Adventures in Powerlifting: Weeks 1-4

More than six weeks ago—pretty much the second I was finished with Ragnar and returned from Chicago—I started training for the Twin Cities Open powerlifitng meet. My coach Shawn broke up training into three main cycles: 4 weeks of strength building, 4 weeks peak, and 2 weeks taper. This first mini-cycle was relatively easy, and comprised of four three-day weeks. Each day focused primarily on one of the lifts: squat, deadlift, and bench press, plus accessories. Each day also included a variation on the lift from the previous day. My typical training week looked something like this:

Day 1: Back squat, deadlift variation (Dimmel or Romanian deadlifts), accessories (barbell row, core)
Day 2: Squat variation (front squat), bench press, accessories (tricep extensions, hammer curls, incline dumbell press)
Day 3: Bench variation (close grip), deadlift, accessories (tricep pushdown, dumbell curls, shrugs)

The weeks started off with higher reps/lower weights and progressed to lower reps with higher weights. And, on the final day of week #4, we tested my 1 rep max (1RM). Testing did not follow the format I suggested before because Shawn doesn’t like failed reps. Instead, testing was done meet-style (3 trys at each lift), and I’m super proud to report that I hit PRs in every lift!

Lift 1: Squat

I started off at 225 lbs., which was my previous 1RM. Success! I shouldn’t use an exclamation point there; of course it was successful. For my 2nd attempt I went with 235 lbs. and made it easily (that’s PR #1). Attempt #3 was 255 lbs. Now, you may remember how I said I was shooting for a 250 lb. squat by the end of the summer. well, I need a new goal, because my current back squat PR is 255. Want proof? Here it is:

Lift 2: Bench

Benching is decidedly my weakest lift. Upper body strength is not my strong suit (pun intended), and I have difficulty accessing the power to press heavy. Work in progress. Anyway, I started off at 130 lbs., and made it no problem. Set number 2 was 140 lbs., which I made, but barely. Shawn said it would have been a white-light lift.* He called it at this point, having judged (probably correctly) that I wasn’t going to make anything higher than 140. Still a PR, so I’m not complaining. Much. I really want to improve this, and am going to be working bench hard over the coming weeks.

Lift 3: Deadlift

My first attempt was at 265 lbs., which I made easily. My 2nd attempt was a PR at 275 lbs. And, my 3rd, 285 lb.-attempt was an unmitigated disaster. Typically I find deadlifting easy from a form perspective. As Shawn says, it’s a really natural movement for me. Sadly, at my 285 lb. attempt, I had a stupid form break-down (as it happens the same one that caused me to fail my third attempt in my last meet), which blew the lift. I also slightly strained my lower back—don’t worry, it was nothing major; after a couple rest days, which I needed anyway, I was in good shape.
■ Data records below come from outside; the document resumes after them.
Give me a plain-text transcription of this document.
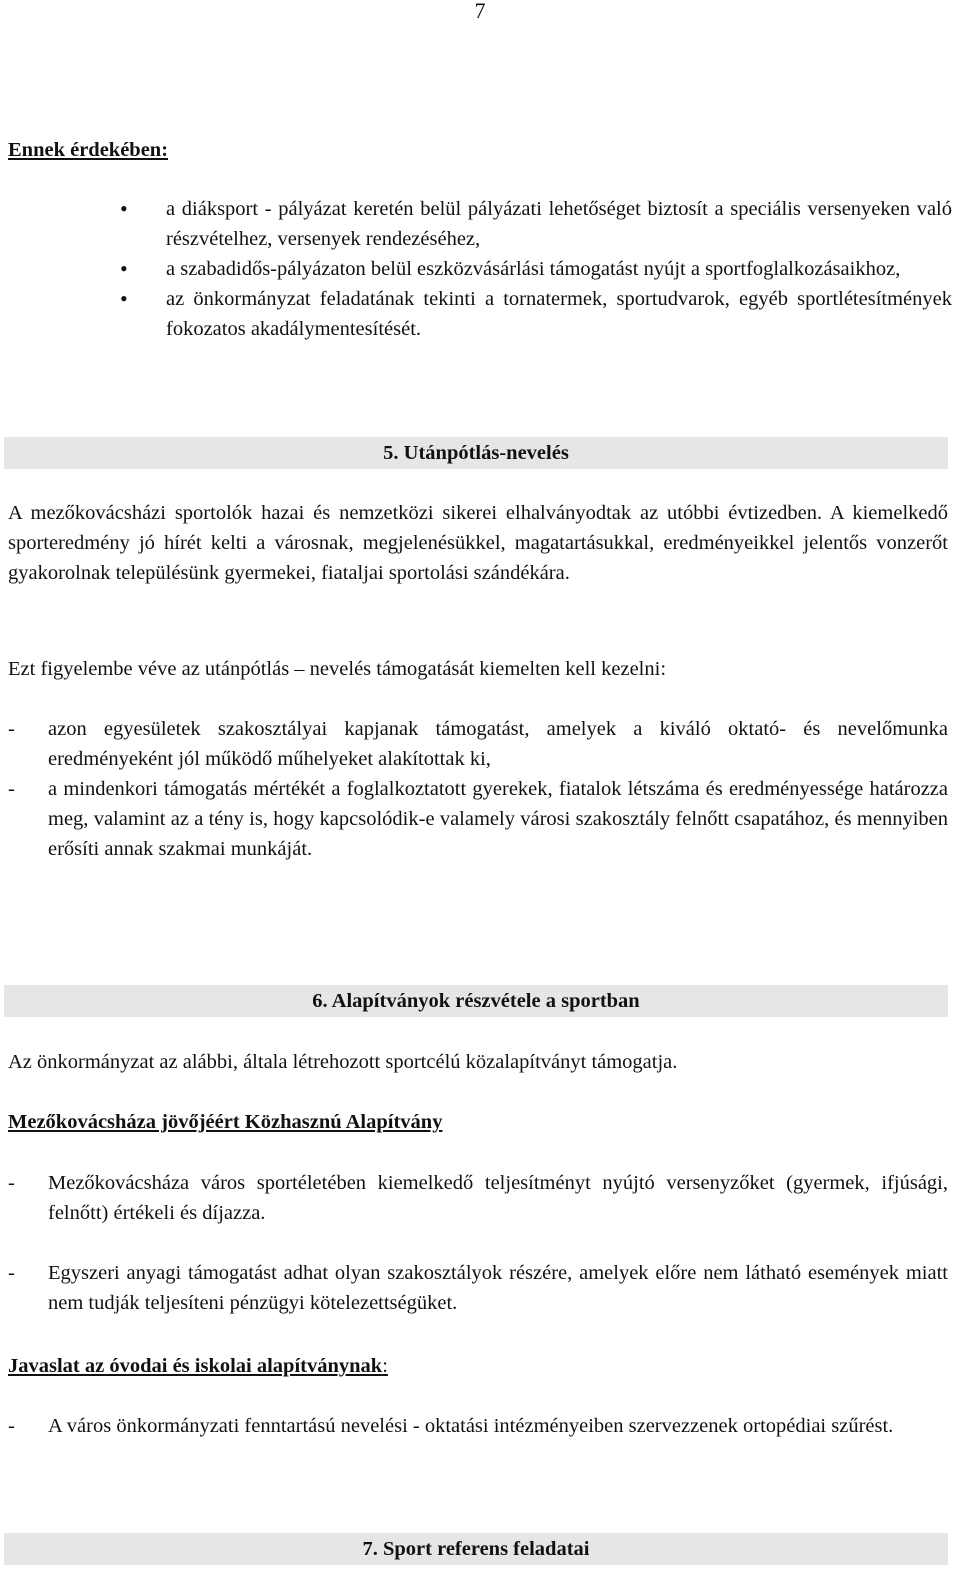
7
Ennek érdekében:
• a diáksport - pályázat keretén belül pályázati lehetőséget biztosít a speciális versenyeken való részvételhez, versenyek rendezéséhez,
• a szabadidős-pályázaton belül eszközvásárlási támogatást nyújt a sportfoglalkozásaikhoz,
• az önkormányzat feladatának tekinti a tornatermek, sportudvarok, egyéb sportlétesítmények fokozatos akadálymentesítését.
5. Utánpótlás-nevelés

A mezőkovácsházi sportolók hazai és nemzetközi sikerei elhalványodtak az utóbbi évtizedben. A kiemelkedő sporteredmény jó hírét kelti a városnak, megjelenésükkel, magatartásukkal, eredményeikkel jelentős vonzerőt gyakorolnak településünk gyermekei, fiataljai sportolási szándékára.

Ezt figyelembe véve az utánpótlás – nevelés támogatását kiemelten kell kezelni:

- azon egyesületek szakosztályai kapjanak támogatást, amelyek a kiváló oktató- és nevelőmunka eredményeként jól működő műhelyeket alakítottak ki,
- a mindenkori támogatás mértékét a foglalkoztatott gyerekek, fiatalok létszáma és eredményessége határozza meg, valamint az a tény is, hogy kapcsolódik-e valamely városi szakosztály felnőtt csapatához, és mennyiben erősíti annak szakmai munkáját.
6. Alapítványok részvétele a sportban

Az önkormányzat az alábbi, általa létrehozott sportcélú közalapítványt támogatja.

Mezőkovácsháza jövőjéért Közhasznú Alapítvány
- Mezőkovácsháza város sportéletében kiemelkedő teljesítményt nyújtó versenyzőket (gyermek, ifjúsági, felnőtt) értékeli és díjazza.
- Egyszeri anyagi támogatást adhat olyan szakosztályok részére, amelyek előre nem látható események miatt nem tudják teljesíteni pénzügyi kötelezettségüket.
Javaslat az óvodai és iskolai alapítványnak:
- A város önkormányzati fenntartású nevelési - oktatási intézményeiben szervezzenek ortopédiai szűrést.
7. Sport referens feladatai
You can see in the video how my hips came up too soon, leaving me with a poor angle for bringing the bar up. This was likely due to not holding my core/trunk tight enough. The thing that was so terribly annoying is that I know I could have made that lift. Well, that just means my next PR will be that much larger.

Next cycle is my peak and taper, in which I work like a crazy person then ease off to give my muscles a good amount of recovery before the meet. And, don’t worry, I’ll tell you all about it. And, sooner this time.


*In powerlifting competitions, there are three judges; at the completion of a lift all three make a determination whether the lift was good—i.e., it complied with the rules. A good lift gets a white light, and a non-compliant lift gets a red light.